Decisions promulgating rules of procedure adopted under our supervisory powers generally have been applied in a wholly prospective fashion. See Commonwealth v. Jones, 457 Pa. 563, 319 A.2d 142 (1974); Commonwealth v. Milliken, 450 Pa. 310, 300 A.2d 78 (1973); Commonwealth v. Hynd, 230 Pa. Super. 114, 326 A.2d 434 (1974).*fn8 That is, such decisions have been applied only to conduct or proceedings occurring after the respective dates upon which their "rules" have been announced.*fn9 Accordingly, in a long line of cases the Superior Court has unanimously declined to apply Ingram retroactively.*fn10
[ 467 Pa. Page 246]
I agree with these decisions and would therefore hold that Ingram applies only to pleas of guilty entered after January 24, 1974, the date Ingram was decided.*fn11
Prior to this Court's decision in Commonwealth v. Ingram, supra, a guilty plea colloquy was sufficient if it demonstrated that the plea was "voluntarily and understandingly tendered." Pa.R.Cr.P. 319(a).*fn12 In the instant case, the record shows that Minor was informed that he was charged with taking money at knifepoint from the person of one Jack Orgiefsky in a taxicab in Philadelphia, and was advised of the constitutional rights he was waiving by pleading guilty. Minor stated that he knew where he was and what he was doing, that his plea was not induced by threats or promises, and that he was satisfied with the representation of his attorney. Nevertheless, Minor argues, and the Superior Court held, that
[ 467 Pa. Page 247]
the colloquy was deficient under pre- Ingram law because the record fails to demonstrate that he understood the nature of the charges against him. In my view this argument lacks merit for two reasons. First, before Ingram, there was no requirement that the defendant be informed of the nature of the charges against him. The comment to Rule 319(a) of our Rules of Criminal Procedure and our cases merely recommended that this be done. See Commonwealth v. Campbell, 451 Pa. 465, 467, 304 A.2d 121 (1973). Second, in any event, the record in this case shows that Minor did in fact understand the nature of the charges against him. In the course of the colloquy the trial court asked Minor, "Do you understand the charges which [sic] you appear at the bar of the Court, to wit: Aggravated Robbery and C.C.D.W., that you have an absolute right to have this matter heard by a jury?" Minor responded, "Yes." Although it would have been advisable for the court to state in full the name of the latter offense (carrying a concealed deadly weapon), I cannot say that failure to do so constitutes a fatal defect in the colloquy. The trial judge asked Minor whether he understood the charges against him; there is no reason to assume that the defendant did not respond truthfully. I agree with the following observations in the opinion of Judge Van der Voort, dissenting in the Superior Court:
"[A]ppellant by this question and answer indicated to the hearing judge that he did understand the charges against him. He had skilled counsel and there is no reason to assume that when he says that he did understand the charges against him that he nevertheless did not.

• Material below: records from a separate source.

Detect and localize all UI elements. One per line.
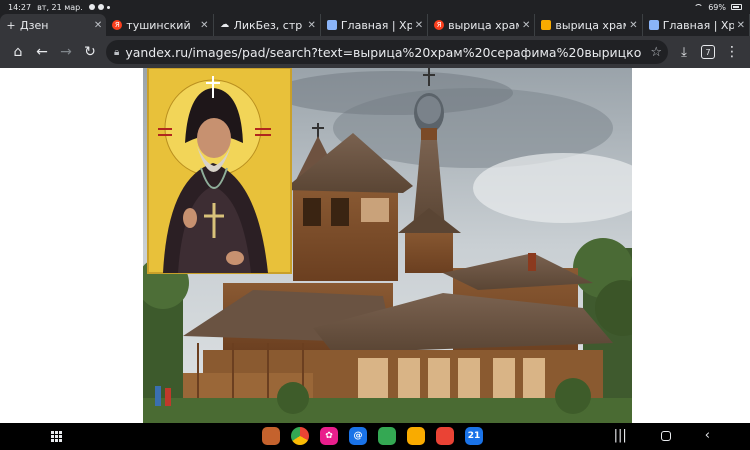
nav-keys: ||| ‹ [614,428,710,443]
close-tab-icon[interactable]: ✕ [737,20,745,31]
app-dock: ✿ @ 21 [262,427,483,445]
mail-app-icon[interactable]: @ [349,427,367,445]
app-drawer-icon[interactable] [51,431,62,442]
icon-inset [147,68,292,274]
flower-app-icon[interactable]: ✿ [320,427,338,445]
tab-7[interactable]: Главная | Хр ✕ [643,14,750,36]
folder-icon [541,20,552,30]
store-app-icon[interactable] [378,427,396,445]
tab-1[interactable]: + Дзен ✕ [0,14,107,36]
contacts-app-icon[interactable] [436,427,454,445]
tab-title: вырица храм [555,18,627,32]
yandex-icon: Я [434,20,445,30]
close-tab-icon[interactable]: ✕ [200,20,208,31]
back-nav-icon[interactable]: ‹ [705,428,710,443]
url-text[interactable]: yandex.ru/images/pad/search?text=вырица%… [125,45,642,60]
cloud-icon: ☁ [220,20,230,30]
close-tab-icon[interactable]: ✕ [307,20,315,31]
system-nav-bar: ✿ @ 21 ||| ‹ [0,423,750,450]
status-date: вт, 21 мар. [37,2,83,12]
status-time: 14:27 [8,2,32,12]
tab-5[interactable]: Я вырица храм ✕ [428,14,536,36]
tab-strip: + Дзен ✕ Я тушинский ✕ ☁ ЛикБез, стр ✕ Г… [0,14,750,36]
plus-icon: + [6,18,16,32]
screen: 14:27 вт, 21 мар. 69% + Дзен ✕ Я тушинск… [0,0,750,450]
tab-title: тушинский [126,18,191,32]
chrome-icon[interactable] [291,427,309,445]
browser-toolbar: ⌂ ← → ↻ 🔒︎ yandex.ru/images/pad/search?t… [0,36,750,68]
tab-title: вырица храм [448,18,520,32]
status-bar: 14:27 вт, 21 мар. 69% [0,0,750,14]
status-right: 69% [694,3,742,12]
download-icon[interactable]: ⤓ [672,40,696,64]
calendar-app-icon[interactable]: 21 [465,427,483,445]
image-icon [648,20,659,30]
yandex-icon: Я [112,20,123,30]
menu-icon[interactable]: ⋮ [720,40,744,64]
tab-4[interactable]: Главная | Хр ✕ [321,14,429,36]
tab-2[interactable]: Я тушинский ✕ [106,14,214,36]
back-icon[interactable]: ← [30,40,54,64]
tab-6[interactable]: вырица храм ✕ [535,14,643,36]
wifi-icon [694,3,704,11]
files-app-icon[interactable] [407,427,425,445]
close-tab-icon[interactable]: ✕ [415,20,423,31]
address-bar[interactable]: 🔒︎ yandex.ru/images/pad/search?text=выри… [106,40,668,64]
home-icon[interactable]: ⌂ [6,40,30,64]
battery-icon [731,4,742,10]
lock-icon[interactable]: 🔒︎ [114,47,119,58]
page-content [0,68,750,423]
close-tab-icon[interactable]: ✕ [94,20,102,31]
notification-icons [88,4,110,10]
dock-app-1-icon[interactable] [262,427,280,445]
reload-icon[interactable]: ↻ [78,40,102,64]
battery-level: 69% [708,2,726,12]
tab-count: 7 [701,45,715,59]
forward-icon[interactable]: → [54,40,78,64]
home-button-icon[interactable] [660,431,671,441]
recents-icon[interactable]: ||| [614,428,627,443]
tab-title: Главная | Хр [662,18,734,32]
tab-title: Дзен [20,18,49,32]
bookmark-star-icon[interactable]: ☆ [650,45,662,60]
church-image [143,68,632,423]
close-tab-icon[interactable]: ✕ [522,20,530,31]
close-tab-icon[interactable]: ✕ [629,20,637,31]
image-icon [326,20,337,30]
tab-title: ЛикБез, стр [233,18,303,32]
tab-3[interactable]: ☁ ЛикБез, стр ✕ [214,14,321,36]
tab-switcher-button[interactable]: 7 [696,40,720,64]
tab-title: Главная | Хр [340,18,412,32]
church-photo[interactable] [143,68,632,423]
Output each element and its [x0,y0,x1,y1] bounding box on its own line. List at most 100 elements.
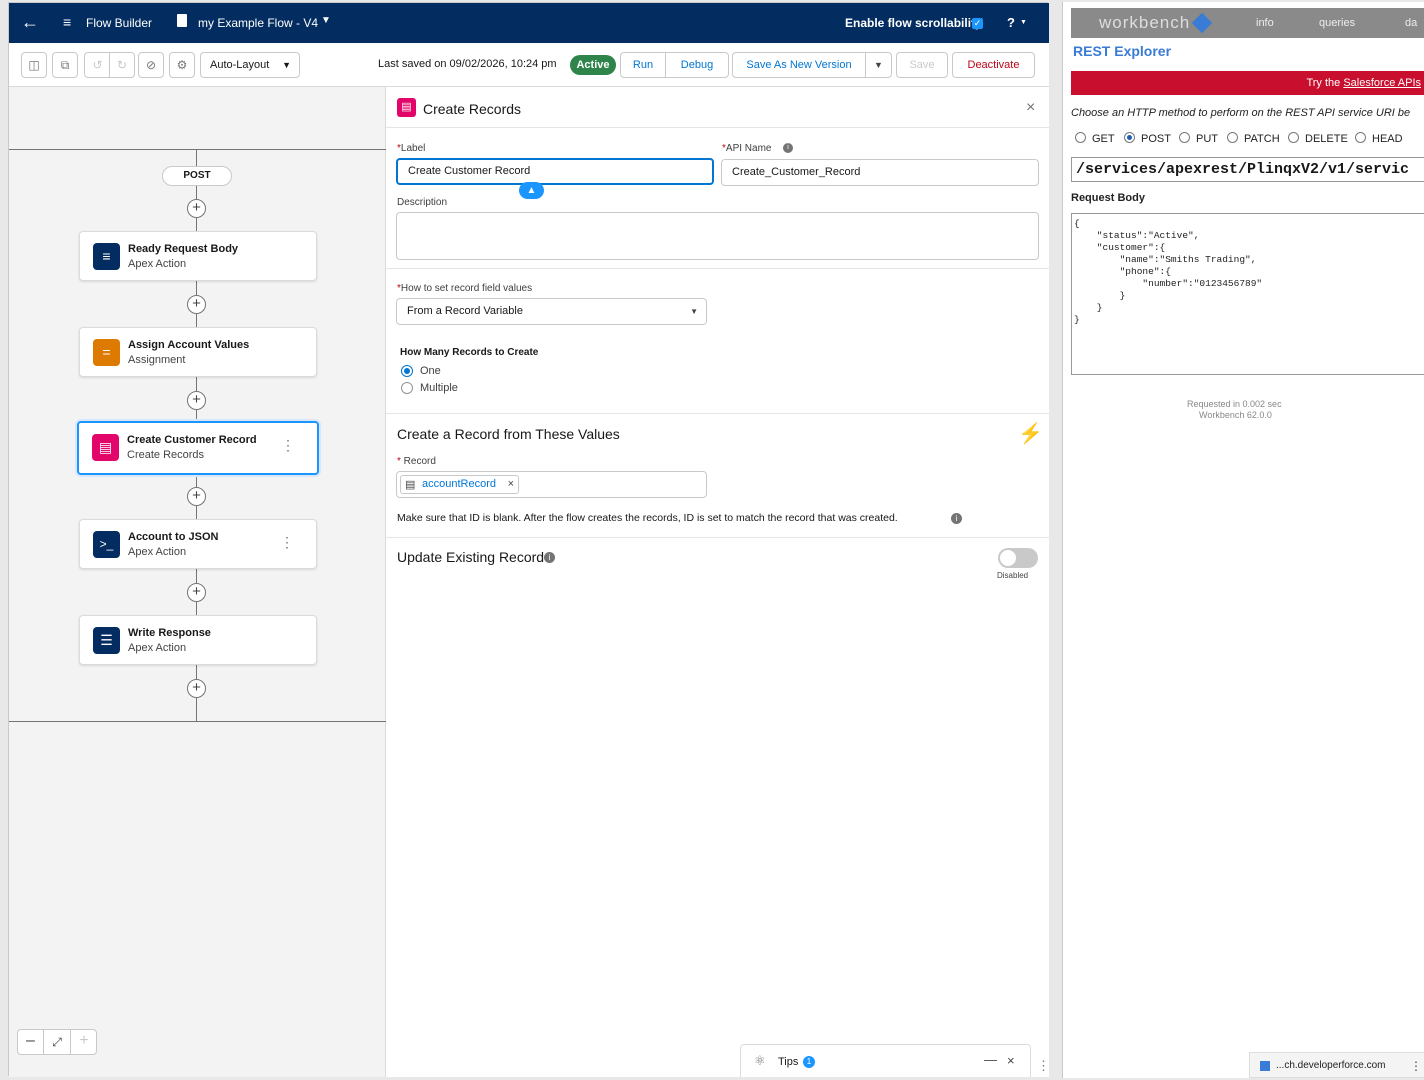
how-to-set-value: From a Record Variable [407,305,523,317]
radio-one[interactable] [401,365,413,377]
record-pill[interactable]: ▤ accountRecord × [400,475,519,494]
minimize-icon[interactable]: — [984,1052,997,1067]
how-to-set-select[interactable]: From a Record Variable ▼ [396,298,707,325]
zoom-in-icon[interactable]: + [71,1030,97,1054]
assignment-icon: = [93,339,120,366]
menu-more[interactable]: da [1405,17,1417,29]
start-pill[interactable]: POST [162,166,232,186]
node-menu-icon[interactable]: ⋮ [280,534,294,551]
save-menu-chevron-icon[interactable]: ▼ [865,52,892,78]
node-title: Account to JSON [128,531,219,543]
method-radio-head[interactable] [1355,132,1366,143]
flow-canvas[interactable]: POST + ≡ Ready Request Body Apex Action … [9,87,386,1077]
menu-queries[interactable]: queries [1319,17,1355,29]
settings-gear-icon[interactable]: ⚙ [169,52,195,78]
back-arrow-icon[interactable]: ← [21,12,39,33]
help-chevron-icon[interactable]: ▼ [1020,19,1027,26]
divider [386,537,1049,538]
redo-icon[interactable]: ↻ [109,52,135,78]
node-menu-icon[interactable]: ⋮ [281,437,295,454]
radio-multiple[interactable] [401,382,413,394]
record-pill-label: accountRecord [422,478,496,490]
description-textarea[interactable] [396,212,1039,260]
toggle-panel-icon[interactable]: ◫ [21,52,47,78]
info-icon[interactable]: i [951,513,962,524]
tips-bar[interactable]: ⚛ Tips 1 — × [740,1044,1031,1077]
method-radio-delete[interactable] [1288,132,1299,143]
app-name: Flow Builder [86,16,153,30]
workbench-cube-icon [1191,12,1213,34]
add-element-plus-icon[interactable]: + [187,679,206,698]
method-radio-patch[interactable] [1227,132,1238,143]
chevron-down-icon[interactable]: ▼ [321,15,331,26]
instruction-text: Choose an HTTP method to perform on the … [1071,107,1411,119]
scroll-checkbox[interactable]: ✓ [972,18,983,29]
record-variable-icon: ▤ [405,479,416,491]
deactivate-button[interactable]: Deactivate [952,52,1035,78]
node-title: Ready Request Body [128,243,239,255]
close-icon[interactable]: × [1007,1053,1015,1068]
site-cube-icon [1260,1061,1270,1071]
close-icon[interactable]: × [1026,99,1035,117]
api-name-label: *API Name [722,143,772,154]
flow-name[interactable]: my Example Flow - V4 [198,16,318,30]
chevron-down-icon: ▼ [282,60,291,70]
remove-pill-icon[interactable]: × [508,476,514,493]
info-icon[interactable]: i [783,143,793,153]
tips-icon: ⚛ [754,1053,766,1068]
status-url: ...ch.developerforce.com [1276,1060,1386,1071]
method-label-head: HEAD [1372,133,1403,145]
node-subtitle: Apex Action [128,642,187,654]
workbench-version: Workbench 62.0.0 [1199,410,1272,420]
node-subtitle: Apex Action [128,258,187,270]
request-body-textarea[interactable]: { "status":"Active", "customer":{ "name"… [1071,213,1424,375]
workbench-header: workbench info queries da [1071,8,1424,38]
flow-node[interactable]: ≡ Ready Request Body Apex Action [79,231,317,281]
method-radio-post[interactable] [1124,132,1135,143]
info-icon[interactable]: i [544,552,555,563]
flow-node[interactable]: = Assign Account Values Assignment [79,327,317,377]
more-options-icon[interactable]: ⋮ [1410,1059,1422,1073]
banner-link[interactable]: Salesforce APIs [1343,77,1421,89]
add-element-plus-icon[interactable]: + [187,583,206,602]
zoom-out-icon[interactable]: – [18,1030,44,1054]
copy-icon[interactable]: ⧉ [52,52,78,78]
update-toggle[interactable] [998,548,1038,568]
tips-count-badge: 1 [803,1056,815,1068]
save-button[interactable]: Save [896,52,948,78]
undo-icon[interactable]: ↺ [84,52,110,78]
help-button[interactable]: ? [1007,15,1015,30]
apex-action-icon: ≡ [93,243,120,270]
api-name-input[interactable]: Create_Customer_Record [721,159,1039,186]
menu-info[interactable]: info [1256,17,1274,29]
error-check-icon[interactable]: ⊘ [138,52,164,78]
request-body-content: { "status":"Active", "customer":{ "name"… [1074,218,1263,325]
debug-button[interactable]: Debug [665,52,729,78]
flow-node[interactable]: ☰ Write Response Apex Action [79,615,317,665]
canvas-bottom-line [9,721,386,722]
label-input[interactable]: Create Customer Record [396,158,714,185]
canvas-top-line [9,149,386,150]
method-radio-put[interactable] [1179,132,1190,143]
record-lookup[interactable]: ▤ accountRecord × [396,471,707,498]
add-element-plus-icon[interactable]: + [187,487,206,506]
flow-node-selected[interactable]: ▤ Create Customer Record Create Records … [77,421,319,475]
toggle-knob [1000,550,1016,566]
insert-resource-icon[interactable]: ▲ [519,182,544,199]
layout-select[interactable]: Auto-Layout ▼ [200,52,300,78]
add-element-plus-icon[interactable]: + [187,391,206,410]
save-as-new-version-button[interactable]: Save As New Version [732,52,866,78]
method-radio-get[interactable] [1075,132,1086,143]
last-saved-text: Last saved on 09/02/2026, 10:24 pm [378,58,557,70]
flow-node[interactable]: >_ Account to JSON Apex Action ⋮ [79,519,317,569]
run-button[interactable]: Run [620,52,666,78]
page-title: REST Explorer [1073,43,1172,59]
add-element-plus-icon[interactable]: + [187,295,206,314]
window-menu-icon[interactable]: ⋮ [1037,1058,1050,1074]
method-label-post: POST [1141,133,1171,145]
fit-view-icon[interactable]: ⤢ [44,1030,71,1054]
method-label-get: GET [1092,133,1115,145]
uri-input[interactable]: /services/apexrest/PlinqxV2/v1/servic [1071,157,1424,182]
divider [386,127,1049,128]
add-element-plus-icon[interactable]: + [187,199,206,218]
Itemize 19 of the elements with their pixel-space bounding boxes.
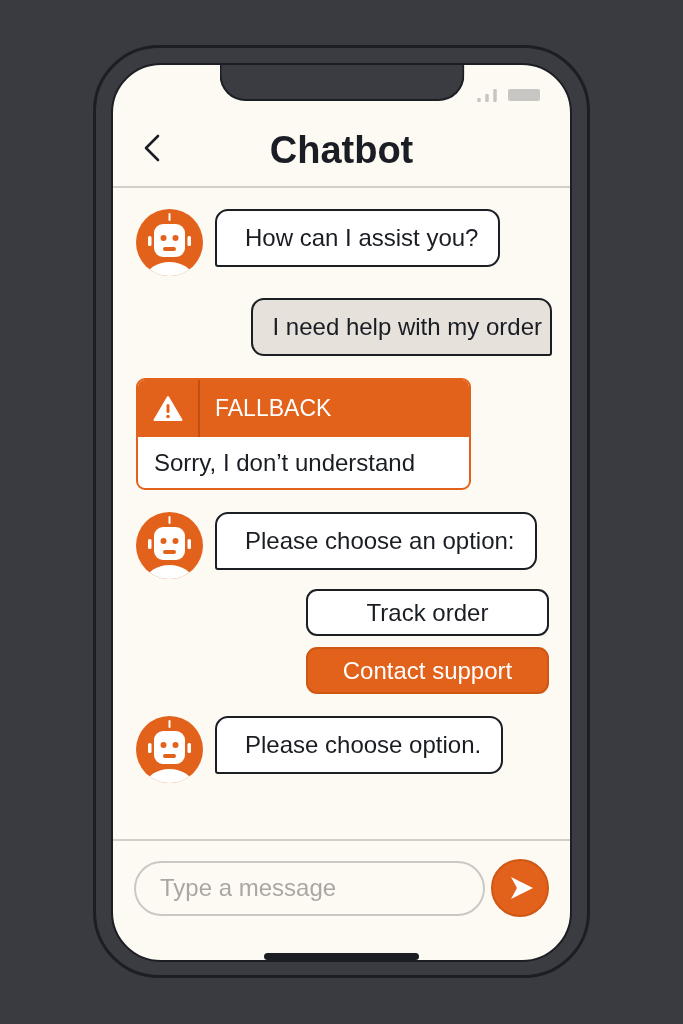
bot-message: Please choose an option: <box>215 512 537 570</box>
robot-avatar-icon <box>136 512 203 579</box>
robot-avatar-icon <box>136 209 203 276</box>
option-button[interactable]: Track order <box>306 589 549 636</box>
fallback-message: Sorry, I don’t understand <box>154 450 416 475</box>
warning-icon <box>153 395 183 422</box>
robot-avatar-icon <box>136 716 203 783</box>
battery-icon <box>508 89 540 101</box>
back-icon[interactable] <box>143 134 161 162</box>
signal-icon <box>477 89 497 102</box>
fallback-label: FALLBACK <box>214 397 332 420</box>
user-message: I need help with my order <box>250 298 552 356</box>
bot-message: How can I assist you? <box>215 209 501 267</box>
send-button[interactable] <box>491 859 549 917</box>
bot-message: Please choose option. <box>215 716 504 774</box>
screen-title: Chatbot <box>269 128 414 169</box>
option-button[interactable]: Contact support <box>306 647 549 694</box>
send-icon <box>510 876 534 900</box>
message-input[interactable]: Type a message <box>134 860 485 916</box>
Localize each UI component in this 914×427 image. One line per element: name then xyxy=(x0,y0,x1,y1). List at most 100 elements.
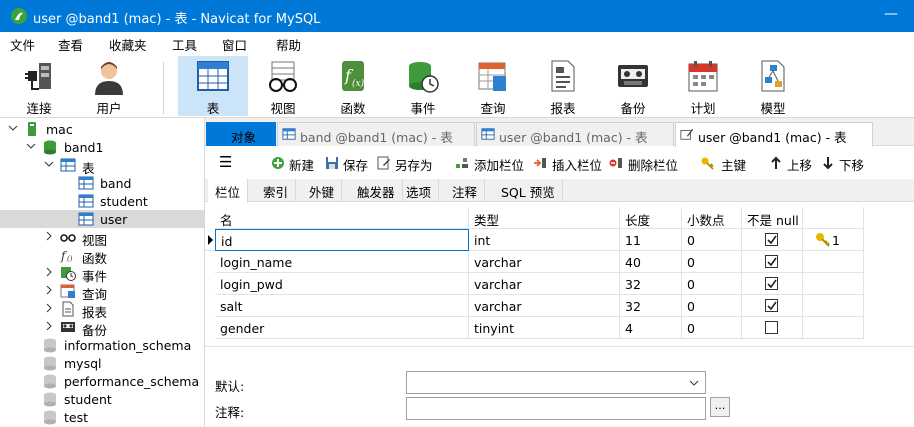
chevron-right-icon[interactable] xyxy=(44,267,54,277)
tree-table-user[interactable]: user xyxy=(0,210,204,228)
field-name-cell[interactable]: gender xyxy=(215,317,469,339)
insert-column-button[interactable]: 插入栏位 xyxy=(533,155,605,173)
toolbar-function-button[interactable]: f (x) 函数 xyxy=(318,56,388,116)
tab-user-design-active[interactable]: user @band1 (mac) - 表 xyxy=(675,122,873,147)
menu-tools[interactable]: 工具 xyxy=(172,35,197,54)
field-type-cell[interactable]: varchar xyxy=(469,295,620,317)
menu-view[interactable]: 查看 xyxy=(58,35,83,54)
toolbar-view-button[interactable]: 视图 xyxy=(248,56,318,116)
delete-column-button[interactable]: 删除栏位 xyxy=(609,155,685,173)
tree-folder-events[interactable]: 事件 xyxy=(0,264,204,284)
field-length-cell[interactable]: 11 xyxy=(620,229,682,251)
field-type-cell[interactable]: tinyint xyxy=(469,317,620,339)
comment-browse-button[interactable]: ... xyxy=(710,397,730,417)
tree-connection-mac[interactable]: mac xyxy=(0,120,204,138)
toolbar-connect-button[interactable]: 连接 xyxy=(4,56,74,116)
field-name-cell[interactable]: salt xyxy=(215,295,469,317)
field-key-cell[interactable]: 1 xyxy=(803,229,864,251)
tab-user-table[interactable]: user @band1 (mac) - 表 xyxy=(476,122,674,146)
column-header-name[interactable]: 名 xyxy=(215,207,469,229)
tree-folder-queries[interactable]: 查询 xyxy=(0,282,204,302)
field-not-null-cell[interactable] xyxy=(742,295,803,317)
tree-database-test[interactable]: test xyxy=(0,408,204,426)
default-select[interactable] xyxy=(406,371,706,394)
column-header-type[interactable]: 类型 xyxy=(469,207,620,229)
tree-table-student[interactable]: student xyxy=(0,192,204,210)
toolbar-query-button[interactable]: 查询 xyxy=(458,56,528,116)
field-type-cell[interactable]: varchar xyxy=(469,273,620,295)
not-null-checkbox[interactable] xyxy=(765,277,778,290)
field-decimals-cell[interactable]: 0 xyxy=(682,229,742,251)
toolbar-event-button[interactable]: 事件 xyxy=(388,56,458,116)
field-decimals-cell[interactable]: 0 xyxy=(682,317,742,339)
toolbar-model-button[interactable]: 模型 xyxy=(738,56,808,116)
field-length-cell[interactable]: 32 xyxy=(620,273,682,295)
not-null-checkbox[interactable] xyxy=(765,321,778,334)
new-button[interactable]: 新建 xyxy=(271,155,321,173)
tree-database-mysql[interactable]: mysql xyxy=(0,354,204,372)
chevron-right-icon[interactable] xyxy=(44,321,54,331)
subtab-sql-preview[interactable]: SQL 预览 xyxy=(494,179,563,202)
field-length-cell[interactable]: 32 xyxy=(620,295,682,317)
field-not-null-cell[interactable] xyxy=(742,251,803,273)
tree-database-performance-schema[interactable]: performance_schema xyxy=(0,372,204,390)
subtab-comments[interactable]: 注释 xyxy=(445,179,486,202)
toolbar-schedule-button[interactable]: 计划 xyxy=(668,56,738,116)
field-not-null-cell[interactable] xyxy=(742,229,803,251)
move-down-button[interactable]: 下移 xyxy=(821,155,867,173)
subtab-foreign-keys[interactable]: 外键 xyxy=(302,179,343,202)
field-decimals-cell[interactable]: 0 xyxy=(682,251,742,273)
tree-folder-backups[interactable]: 备份 xyxy=(0,318,204,338)
field-length-cell[interactable]: 4 xyxy=(620,317,682,339)
field-decimals-cell[interactable]: 0 xyxy=(682,273,742,295)
tree-folder-functions[interactable]: f() 函数 xyxy=(0,246,204,266)
toolbar-table-button[interactable]: 表 xyxy=(178,56,248,116)
tab-objects[interactable]: 对象 xyxy=(206,122,276,146)
subtab-fields[interactable]: 栏位 xyxy=(208,179,249,203)
move-up-button[interactable]: 上移 xyxy=(769,155,813,173)
primary-key-button[interactable]: 主键 xyxy=(701,155,747,173)
menu-help[interactable]: 帮助 xyxy=(276,35,301,54)
hamburger-menu-icon[interactable]: ☰ xyxy=(219,153,232,171)
field-type-cell[interactable]: varchar xyxy=(469,251,620,273)
field-not-null-cell[interactable] xyxy=(742,273,803,295)
field-key-cell[interactable] xyxy=(803,273,864,295)
field-decimals-cell[interactable]: 0 xyxy=(682,295,742,317)
tree-folder-tables[interactable]: 表 xyxy=(0,156,204,176)
chevron-down-icon[interactable] xyxy=(26,141,36,151)
comment-input[interactable] xyxy=(406,397,706,420)
save-button[interactable]: 保存 xyxy=(325,155,375,173)
chevron-right-icon[interactable] xyxy=(44,285,54,295)
field-name-cell[interactable]: login_name xyxy=(215,251,469,273)
field-name-cell[interactable]: id xyxy=(215,229,469,251)
field-key-cell[interactable] xyxy=(803,295,864,317)
chevron-right-icon[interactable] xyxy=(44,231,54,241)
subtab-triggers[interactable]: 触发器 xyxy=(350,179,403,202)
field-length-cell[interactable]: 40 xyxy=(620,251,682,273)
tree-folder-views[interactable]: 视图 xyxy=(0,228,204,248)
subtab-options[interactable]: 选项 xyxy=(399,179,440,202)
tree-database-information-schema[interactable]: information_schema xyxy=(0,336,204,354)
tree-database-band1[interactable]: band1 xyxy=(0,138,204,156)
tree-folder-reports[interactable]: 报表 xyxy=(0,300,204,320)
chevron-down-icon[interactable] xyxy=(44,159,54,169)
not-null-checkbox[interactable] xyxy=(765,233,778,246)
tree-database-student[interactable]: student xyxy=(0,390,204,408)
field-type-cell[interactable]: int xyxy=(469,229,620,251)
add-column-button[interactable]: 添加栏位 xyxy=(455,155,527,173)
menu-favorites[interactable]: 收藏夹 xyxy=(109,35,147,54)
field-name-cell[interactable]: login_pwd xyxy=(215,273,469,295)
not-null-checkbox[interactable] xyxy=(765,299,778,312)
field-not-null-cell[interactable] xyxy=(742,317,803,339)
column-header-length[interactable]: 长度 xyxy=(620,207,682,229)
field-key-cell[interactable] xyxy=(803,317,864,339)
toolbar-user-button[interactable]: 用户 xyxy=(74,56,144,116)
chevron-down-icon[interactable] xyxy=(8,123,18,133)
toolbar-report-button[interactable]: 报表 xyxy=(528,56,598,116)
menu-window[interactable]: 窗口 xyxy=(222,35,247,54)
field-key-cell[interactable] xyxy=(803,251,864,273)
toolbar-backup-button[interactable]: 备份 xyxy=(598,56,668,116)
tree-table-band[interactable]: band xyxy=(0,174,204,192)
column-header-decimals[interactable]: 小数点 xyxy=(682,207,742,229)
column-header-not-null[interactable]: 不是 null xyxy=(742,207,803,229)
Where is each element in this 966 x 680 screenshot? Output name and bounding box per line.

"[T]he fact that the one charge was identified by its initials would be the greater reason for appellant to indicate that he didn't understand that charge if in fact
[ 467 Pa. Page 248]
he did not." 231 Pa. Super. at 143, 332 A.2d at 497-98 (Dissenting opinion of Van der Voort, J.).
I am satisfied that the colloquy which preceded Lloyd Minor's pleas of guilty was adequate under the law as it stood prior to Ingram. Accordingly, I would reverse the order of the Superior Court which reversed the judgments of sentence.